Genital Tract Mucosal Immunity In Rwanda Women (Exposed Seronegative)

Rwandan PI: Elisaphane Munyazesa, MSc; Co-investigators:

  • Betsy Herold, MD
  • Eugene Mutimura PhD
  • Kathryn Anastos, MD
  • Marla Keller, MD
  • Mardge Cohen MD
  • Audrey French MD
  • Jean Claude Dusingize, MD
  • Jean d'Amour Sinayobye, MD
  • Linda Baum, PhD
  • Richard Novak MD
  • Background

    We refer to these women as highly exposed seronegative (ESN) women. It would be extremely valuable to know the particular components of the genital immune response that protects these women against heterosexual transmission of HIV. This knowledge could be used to develop a vaccine that could effectively and selectively stimulate protective local immunity in the female genital tract against HIV infection.

    Specific Aim

    To compare the humoral immune response in the genital tract of ESN women. Rationale: If genital tract antibodies from ESN women with similar risk behaviors in diverse geographic regions target similar broadly neutralizing epitopes, these epitopes could serve as the basis for vaccine(s) with much wider application than currently designed clade specific vaccines. We predict that the HIV specific antibody response in ESN women from Rwanda will be similar to the US cohort of ESN we are recruiting in parallel.

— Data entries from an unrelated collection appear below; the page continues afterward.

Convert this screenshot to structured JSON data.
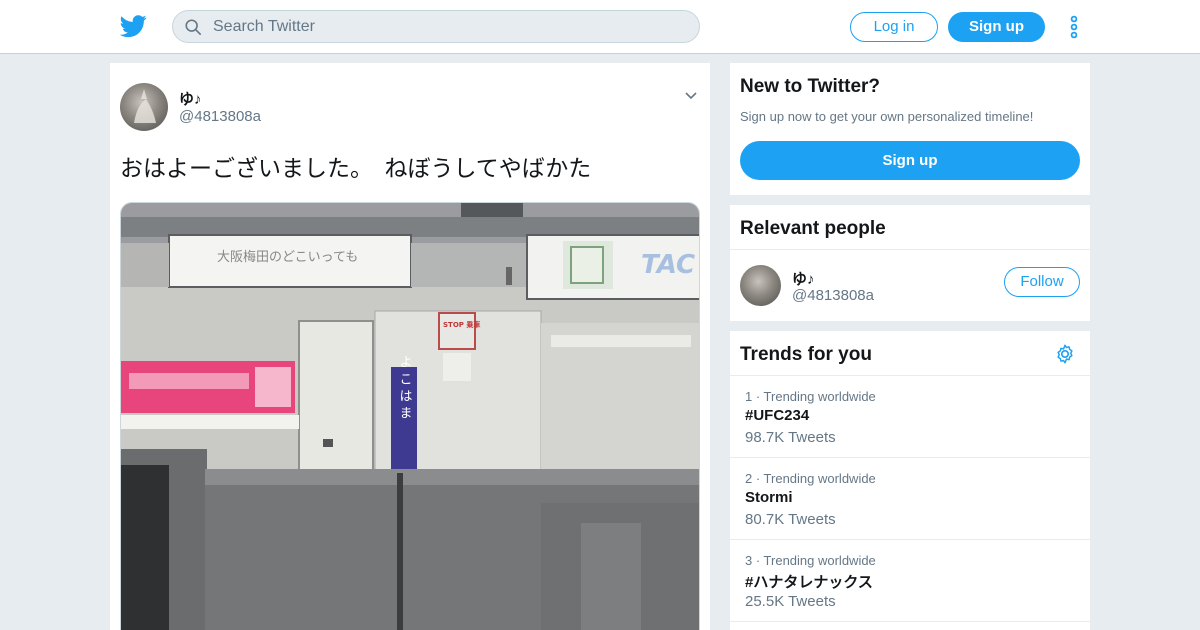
{
  "header": {
    "search_placeholder": "Search Twitter",
    "login_label": "Log in",
    "signup_label": "Sign up",
    "icons": [
      "twitter-bird-icon",
      "search-icon",
      "more-vertical-icon"
    ]
  },
  "tweet": {
    "author_name": "ゆ♪",
    "author_handle": "@4813808a",
    "text": "おはよーございました。　ねぼうしてやばかた",
    "photo_signs": {
      "sign_left": "大阪梅田のどこいっても",
      "sign_right_brand": "TAC",
      "station_sign": "よこはま",
      "stop_sign": "STOP 乗車"
    }
  },
  "new_to_twitter": {
    "title": "New to Twitter?",
    "subtitle": "Sign up now to get your own personalized timeline!",
    "button": "Sign up"
  },
  "relevant_people": {
    "title": "Relevant people",
    "name": "ゆ♪",
    "handle": "@4813808a",
    "follow_label": "Follow"
  },
  "trends": {
    "title": "Trends for you",
    "items": [
      {
        "meta": "1 · Trending worldwide",
        "name": "#UFC234",
        "count": "98.7K Tweets"
      },
      {
        "meta": "2 · Trending worldwide",
        "name": "Stormi",
        "count": "80.7K Tweets"
      },
      {
        "meta": "3 · Trending worldwide",
        "name": "#ハナタレナックス",
        "count": "25.5K Tweets"
      }
    ]
  },
  "colors": {
    "accent": "#1da1f2",
    "background": "#e6ecf0",
    "secondary_text": "#657786"
  }
}
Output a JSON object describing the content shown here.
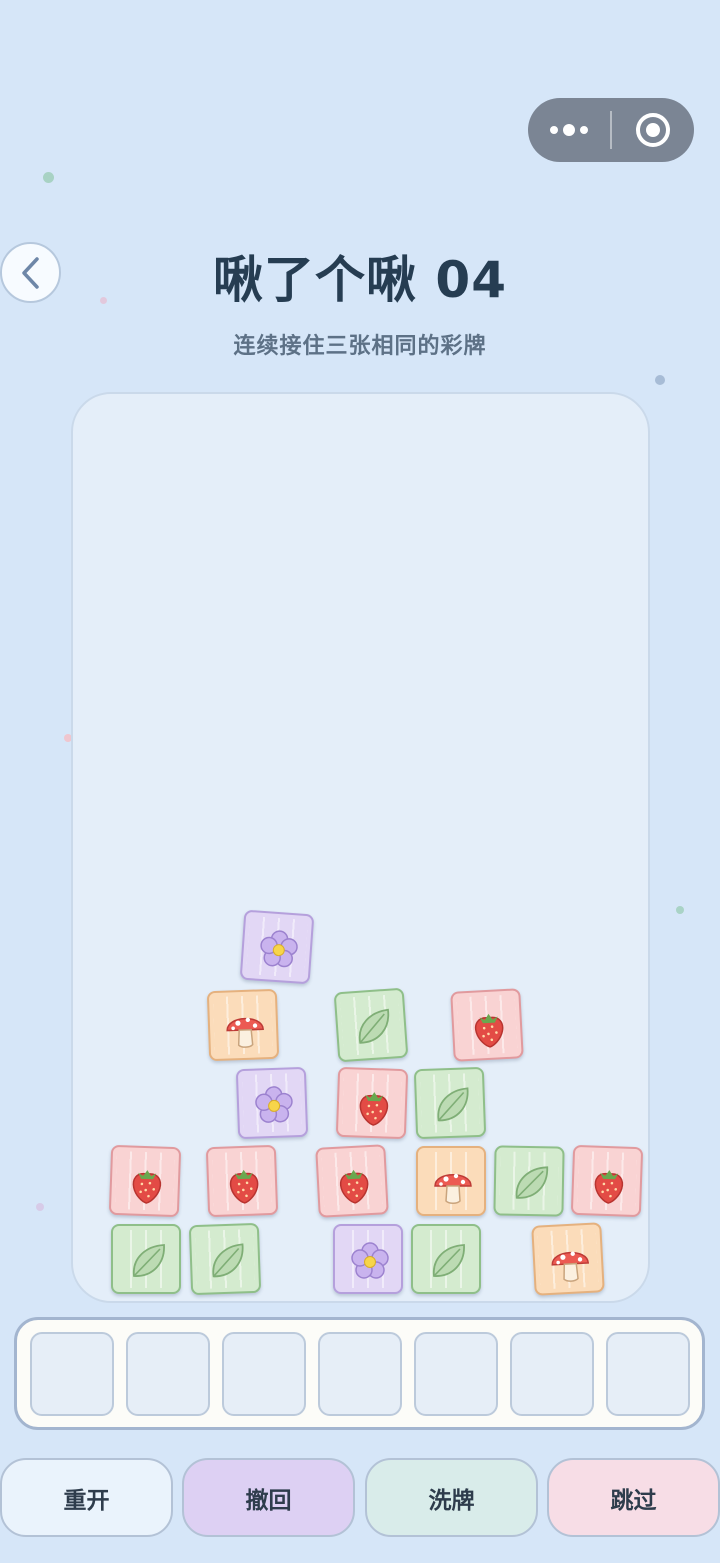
{
  "header": {
    "title": "啾了个啾 04",
    "subtitle": "连续接住三张相同的彩牌"
  },
  "capsule": {
    "more_icon": "more-dots-icon",
    "close_icon": "target-circle-icon"
  },
  "colors": {
    "background": "#d6e6f8",
    "board": "#e4eef9",
    "title": "#263d52",
    "red_tile": "#f9d3d3",
    "green_tile": "#d4ebcf",
    "purple_tile": "#e2d7f5",
    "orange_tile": "#fbdcba"
  },
  "board": {
    "tile_types": [
      "strawberry",
      "leaf",
      "flower",
      "mushroom"
    ],
    "tiles_by_row": [
      [
        "flower"
      ],
      [
        "mushroom",
        "leaf",
        "strawberry"
      ],
      [
        "flower",
        "strawberry",
        "leaf"
      ],
      [
        "strawberry",
        "strawberry",
        "strawberry",
        "mushroom",
        "leaf",
        "strawberry"
      ],
      [
        "leaf",
        "leaf",
        "flower",
        "leaf",
        "mushroom"
      ]
    ]
  },
  "tray": {
    "slot_count": 7,
    "slots_filled": 0
  },
  "buttons": [
    {
      "label": "重开",
      "color": "#eaf3fc"
    },
    {
      "label": "撤回",
      "color": "#ddd0f3"
    },
    {
      "label": "洗牌",
      "color": "#d9ecea"
    },
    {
      "label": "跳过",
      "color": "#f7dde6"
    }
  ]
}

    We expect that mucosal antibodies from ESN women will bind to the broadly neutralizing epitopes with similar frequency as the ESN women from other country cohort, and will also display cross clade activity with similar frequency. This would provide strong support for the hypothesis that these epitope sequences have protective potential, since they would be preserved in diverse parts of the world and across clades. The CSW mucosal samples may have antibody epitopes that differ from the discordant women, as has been seen elsewhere. Alternatively, the Env epitopes will be unique, and unrelated to those seen in the ESN women from the US, which would not eliminate the possibility that they confer some protection from infection, but would not support this hypothesis.

    Recruitment Plan

    This cohort will in part be recruited in part from the existing Rwanda women inter association study assessment cohort which began with 715 HIV seropositive women and 221 seronegative women

    Existing Seronegative RWISA participants

    Of the seronegative women, ~30 reported current commercial sex work (CSW) at a RWISA visit. Additionally, 9 -15 women have reported an HIV-positive partner at one of the RWISA visit. We are requesting use of existing banked plasma and cervicovaginal lavage fluid from these women from visits where they reported the high-risk behavior. In addition, for women who continue high-risk behavior, we will approach them for consent to participate in enhanced sampling during their RWISA visits, as per the protocol described in the appendix.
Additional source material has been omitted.